The Xbox Live Arcade is not the only place for gamers to go retro.The Wii’s Virtual Console boasts its own cornucopia of downloadable classics. But the Wii’s selection of old Nintendo and Sega games (such as Super Mario Bros. and Donkey Kong Country) appeal to the hard-core gamer in me. I’m eager to download The Legend of Zelda: The Ocarina of Time, for example, a just-released Nintendo 64 title that I never got to play in its original incarnation. But that release strokes the erogenous zone of someone who wants a long, involved single-player experience, not the short attention span delights of a casual game.
The Virtual Console and the Xbox Live Arcade both exploit nostalgia. Nintendo’s Virtual Console games, however, have more in common with the games that dominate today’s marketplace: They come from the era when consoles abandoned emergence games like Pac-Man and Tetris and groped toward the progression style that today’s gamers know and love. The Xbox Live Arcade games—the retro classics, the conventional card games, and the original titles such as the free game Hexic HD—reach back to an earlier time, one that appeals both to people who find today’s games too complex and time-consuming and to those who just want to steal a few minutes of gaming time in between sessions of Oblivion and Gears of War.

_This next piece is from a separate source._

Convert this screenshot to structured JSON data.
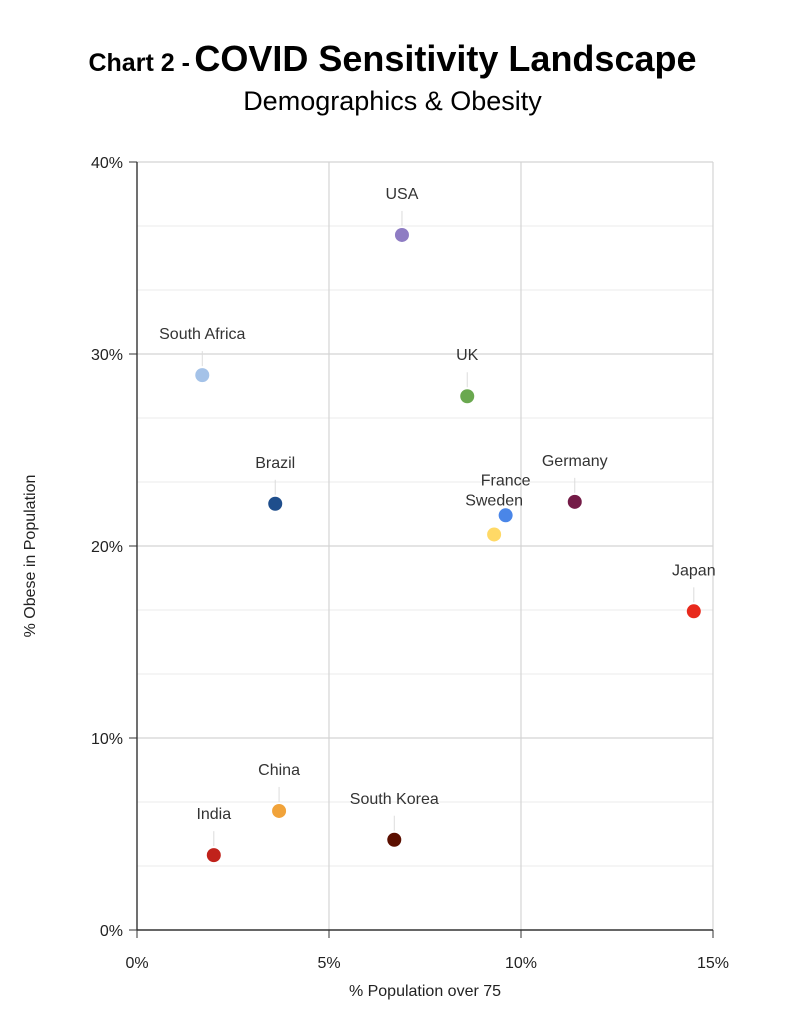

The Nintendo Wii will transform the way we play games at home. But the Xbox 360, through its Xbox Live service, is building something equally compelling: a celestial arcade, where casual and hard-core gamers alike can connect over the Internet and find like-minded souls. For an old-timer like me, the celestial arcade also lets me feel like I still have some of my old gaming mojo. A few weeks ago, as I stumbled my way through an online Gears of War match, one of the other players scoffed, “I don’t think this kid has ever played video games before.” Oh yeah? Check out the Root Beer Tapper leaderboard, where my high score marks me as the 688th best player on the entire system. At last, a place where a fogey like me gets to say, “N00b. You’ve been pwned.”